Commies
A somewhat rare non-military related special news flash:
Steve Jobs, despite his need for a new liver and all that unfortunate business, is nevertheless a Commie. McCarthy, where are you when we need you?
For the non-timeless nature of this and the fact that not everyone is a nerd who knows who Steve Jobs is, a quick reminder: he is the current innovation of Apple Computers and all of it’s smaller, lucrative, very expensive, techno-geeky offshoots.
While most of what Apple does seems like standard capitalism and a general pro-democratic nature, I point out:
1) People wait in line forever to get his products, as though hoping for that last hunk of bread.
2) When the bread… er… iPhones or whatever gadget runs out, there have been riots.
3) The smaller gizmos are priced for “everyone,” much like the little car the ol’ Union (Soviet type) was going to give to each family. Small and compact and may not fit every need, but everyone can have one!
4) When that small gizmo breaks down, you are all on your own. While surely there are people working at the sweatshop/helpdesk which is probably outsourced to gulags/India, for some reason they just can’t help you now and you haven’t the know-how to fix it on your own because the technology is closely guarded by paramilitary forces/company nerds.
There are other things, but the point is that Jobs and his CACP (translates from Cyrillic to UASR, Union of Apple Socialist Republics) are a bunch of Commies.
I have a tendency to hang onto things forever. For instance, much to the repeated and very vocal dismay of a fashionista friend from Miami, I still own and wear clothes I probably bought in college. I am not really a packrat; I get rid of things for which I have no use. I just always tend to find a use for everything for a very long time.
This comes in handy when you are a Soldier. When people lose things, I usually have an extra one laying around to lend for a field exercise or a course. Given that the Army changes its mind about standard uniforms and equipment every few years, I am almost at the point where I might be able to stand up a small army of my own.
For expensive knick-knacks, however, such as music players and the like, this becomes all the more heartbreaking when something breaks down. When an old tee-shirt finally hits the dust rag pile, I get another. When it’s the tiny music player I wear in order to maintain my sanity when dealing with Soldiers at 0600 in the morning, it’s a whole new ballgame. I have done it for so long that I now have no idea how to cope with having to listen to them for an hour babbling about “this hurts” and “but I don’t like running four miles” and “are you mad at me today because this isn’t fun.” It has now become a crisis, and as it turns out, a crisis of expensive proportions.

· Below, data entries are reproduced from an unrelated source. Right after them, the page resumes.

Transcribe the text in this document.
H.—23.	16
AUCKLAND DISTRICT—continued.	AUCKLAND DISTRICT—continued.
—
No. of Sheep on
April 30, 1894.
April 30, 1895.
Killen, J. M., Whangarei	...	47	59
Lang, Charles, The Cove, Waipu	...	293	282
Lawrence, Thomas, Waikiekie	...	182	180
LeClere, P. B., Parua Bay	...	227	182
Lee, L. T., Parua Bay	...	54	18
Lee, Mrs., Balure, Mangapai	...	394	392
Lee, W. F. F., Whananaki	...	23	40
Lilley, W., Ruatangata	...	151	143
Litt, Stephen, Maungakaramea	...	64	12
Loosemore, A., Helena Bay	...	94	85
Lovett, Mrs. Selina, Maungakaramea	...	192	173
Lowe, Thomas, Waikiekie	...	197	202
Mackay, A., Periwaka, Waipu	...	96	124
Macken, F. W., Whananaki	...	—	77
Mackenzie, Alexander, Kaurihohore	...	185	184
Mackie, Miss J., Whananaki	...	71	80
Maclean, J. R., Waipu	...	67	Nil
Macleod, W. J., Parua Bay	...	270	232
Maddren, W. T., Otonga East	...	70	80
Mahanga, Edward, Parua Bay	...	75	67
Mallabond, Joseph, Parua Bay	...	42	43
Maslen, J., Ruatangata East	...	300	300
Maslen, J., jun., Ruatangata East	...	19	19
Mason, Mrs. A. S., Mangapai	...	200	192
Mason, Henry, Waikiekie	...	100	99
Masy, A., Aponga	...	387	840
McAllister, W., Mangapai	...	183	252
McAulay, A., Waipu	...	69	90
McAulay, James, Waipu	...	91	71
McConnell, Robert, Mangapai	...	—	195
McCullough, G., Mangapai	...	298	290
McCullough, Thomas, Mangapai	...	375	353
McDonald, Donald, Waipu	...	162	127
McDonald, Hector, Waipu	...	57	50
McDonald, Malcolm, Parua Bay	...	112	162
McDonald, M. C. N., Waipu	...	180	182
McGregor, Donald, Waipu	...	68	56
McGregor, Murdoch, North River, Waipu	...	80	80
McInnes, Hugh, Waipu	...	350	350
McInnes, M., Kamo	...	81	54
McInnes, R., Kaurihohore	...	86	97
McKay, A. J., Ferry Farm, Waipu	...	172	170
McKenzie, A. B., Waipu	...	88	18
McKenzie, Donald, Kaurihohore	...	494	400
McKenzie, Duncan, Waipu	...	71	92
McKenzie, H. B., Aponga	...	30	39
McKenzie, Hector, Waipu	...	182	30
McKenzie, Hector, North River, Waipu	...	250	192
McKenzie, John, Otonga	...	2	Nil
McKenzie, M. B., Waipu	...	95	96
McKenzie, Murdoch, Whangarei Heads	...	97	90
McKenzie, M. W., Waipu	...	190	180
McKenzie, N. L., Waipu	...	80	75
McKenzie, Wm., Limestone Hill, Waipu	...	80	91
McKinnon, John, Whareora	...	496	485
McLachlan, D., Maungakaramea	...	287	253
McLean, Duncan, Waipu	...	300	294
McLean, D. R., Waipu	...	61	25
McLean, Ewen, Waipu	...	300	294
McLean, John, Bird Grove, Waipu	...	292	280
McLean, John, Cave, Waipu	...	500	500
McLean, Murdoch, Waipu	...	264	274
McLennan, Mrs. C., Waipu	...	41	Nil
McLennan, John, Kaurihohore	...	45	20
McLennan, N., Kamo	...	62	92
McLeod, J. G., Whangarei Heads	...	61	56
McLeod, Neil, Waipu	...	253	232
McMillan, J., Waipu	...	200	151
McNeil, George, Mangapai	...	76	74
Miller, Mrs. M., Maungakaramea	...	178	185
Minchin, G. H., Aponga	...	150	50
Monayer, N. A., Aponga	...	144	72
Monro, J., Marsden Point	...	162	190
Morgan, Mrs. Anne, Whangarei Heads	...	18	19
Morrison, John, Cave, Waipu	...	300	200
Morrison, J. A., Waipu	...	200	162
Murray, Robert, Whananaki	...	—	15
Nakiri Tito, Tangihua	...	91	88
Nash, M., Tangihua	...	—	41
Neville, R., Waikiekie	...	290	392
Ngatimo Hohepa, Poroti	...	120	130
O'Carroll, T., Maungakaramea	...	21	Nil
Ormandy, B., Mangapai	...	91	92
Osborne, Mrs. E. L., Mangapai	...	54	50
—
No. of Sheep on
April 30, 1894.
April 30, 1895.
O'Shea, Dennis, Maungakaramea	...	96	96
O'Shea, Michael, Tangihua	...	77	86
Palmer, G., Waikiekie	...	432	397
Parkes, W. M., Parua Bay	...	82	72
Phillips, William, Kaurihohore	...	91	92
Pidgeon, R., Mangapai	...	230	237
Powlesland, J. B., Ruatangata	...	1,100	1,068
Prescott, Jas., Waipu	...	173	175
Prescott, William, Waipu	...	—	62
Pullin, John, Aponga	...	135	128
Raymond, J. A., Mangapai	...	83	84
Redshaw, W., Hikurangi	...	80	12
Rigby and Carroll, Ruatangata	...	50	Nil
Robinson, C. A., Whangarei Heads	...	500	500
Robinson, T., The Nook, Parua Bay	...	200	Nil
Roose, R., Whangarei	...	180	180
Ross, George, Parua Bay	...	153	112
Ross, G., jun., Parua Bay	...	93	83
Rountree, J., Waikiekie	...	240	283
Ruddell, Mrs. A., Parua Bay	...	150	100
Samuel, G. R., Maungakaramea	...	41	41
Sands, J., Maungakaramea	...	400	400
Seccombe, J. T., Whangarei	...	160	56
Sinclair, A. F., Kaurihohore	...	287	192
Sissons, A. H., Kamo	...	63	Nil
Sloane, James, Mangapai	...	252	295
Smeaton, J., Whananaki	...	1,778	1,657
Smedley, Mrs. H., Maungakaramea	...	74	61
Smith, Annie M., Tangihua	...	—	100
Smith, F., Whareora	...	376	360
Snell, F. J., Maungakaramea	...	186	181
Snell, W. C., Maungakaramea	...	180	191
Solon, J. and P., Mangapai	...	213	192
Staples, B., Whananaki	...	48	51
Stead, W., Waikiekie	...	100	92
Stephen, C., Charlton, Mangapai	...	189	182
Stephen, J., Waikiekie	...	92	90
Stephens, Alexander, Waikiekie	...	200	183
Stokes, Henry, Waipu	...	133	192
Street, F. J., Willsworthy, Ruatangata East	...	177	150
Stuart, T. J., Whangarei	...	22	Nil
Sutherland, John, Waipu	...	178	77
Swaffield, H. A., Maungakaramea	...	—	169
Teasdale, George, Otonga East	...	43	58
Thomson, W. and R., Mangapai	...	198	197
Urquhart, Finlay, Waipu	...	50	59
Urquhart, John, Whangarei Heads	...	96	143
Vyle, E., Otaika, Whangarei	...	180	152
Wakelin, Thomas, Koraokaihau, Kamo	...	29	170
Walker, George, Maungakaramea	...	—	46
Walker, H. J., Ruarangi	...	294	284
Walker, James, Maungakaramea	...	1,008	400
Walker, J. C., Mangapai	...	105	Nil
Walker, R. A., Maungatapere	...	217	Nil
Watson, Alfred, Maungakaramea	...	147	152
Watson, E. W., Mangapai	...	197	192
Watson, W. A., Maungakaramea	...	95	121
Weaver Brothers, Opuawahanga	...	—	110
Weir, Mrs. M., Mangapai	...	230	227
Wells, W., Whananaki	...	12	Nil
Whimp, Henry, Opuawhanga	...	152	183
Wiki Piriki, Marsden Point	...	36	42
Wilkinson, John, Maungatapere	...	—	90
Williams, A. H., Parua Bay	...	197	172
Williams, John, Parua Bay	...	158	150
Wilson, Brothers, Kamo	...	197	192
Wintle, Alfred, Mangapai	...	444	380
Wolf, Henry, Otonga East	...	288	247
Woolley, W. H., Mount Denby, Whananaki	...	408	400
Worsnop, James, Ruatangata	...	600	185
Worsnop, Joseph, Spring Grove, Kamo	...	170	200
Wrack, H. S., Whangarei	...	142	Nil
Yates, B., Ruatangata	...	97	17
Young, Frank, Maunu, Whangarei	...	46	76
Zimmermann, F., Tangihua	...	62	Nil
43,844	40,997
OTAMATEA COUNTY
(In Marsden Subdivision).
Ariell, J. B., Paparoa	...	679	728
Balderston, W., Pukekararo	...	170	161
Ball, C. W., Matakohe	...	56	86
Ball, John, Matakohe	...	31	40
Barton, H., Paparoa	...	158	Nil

This is where Steve Jobs comes in. I own, naturally, one of the older generations of this particular player. A new one from Apple (via the Post Exchange) would cost about 50 dollars. To send mine in for repair, with shipping, would cost 80 dollars. “I am no dummy,” I say to myself prematurely, and find one on an online auction site for 25 dollars. I feel empowered. To celebrate, I order sweet new headphones that hook the player to the back of your head, eliminating wires and fitting nicely under an authorized physical training hat to avoid flagrant uniform violations.
I had the player and the headphones for less than two weeks when my other player magically decided to work again. This is when I realized that since I had skirted the system by purchasing the player from a third party, Steve Jobs was upset and used his Communist and God-Like powers to start up the old one. He knew, in his omniscient way, that I could not return this new player which still smelled of packaging (and a little bit like sweat, since I had used it about twice), and would now be forced to suffer as only those purchasing from a third party auction site can suffer.
Actually, it was because I had not thought that it was the charger causing all of the problems with the old one. It was. But still, I blame it on Dear Leader (may as well bring North Korea in, too) Jobs because there was no free help function that would have given me an inkling… three flashing orange lights, got it, but four? Reset doesn’t work? Sorry, send in for repair, along with your 80 dollars, or buy a new one, since your year warranty is up and you can’t even get phone support anymore (cue evil laughter).
I maintain that they are saving a spot for him in Moscow next to Lenin in Red Square so all the Japanese tourists can line up for three hours only to be told at the door that they can’t take photos and have to go turn in their cameras at the Kremlin coat room, though sorry even though it’s a random Thursday the Kremlin is inexplicably closed so someone will have to stand outside with your cameras because we must preserve both Lenin and Jobs the way they were in life.
But I sold the new one to my warrant for 20 bucks and a sandwich and still don’t have to listen to my Soldiers whine, so we are back to Cold War status as I wait for my main MP3 player to die next… the spin wheel is on its last legs. Time to go put on my college sweatshirt and sit at my computer hoping it makes it long enough to backup all of the music.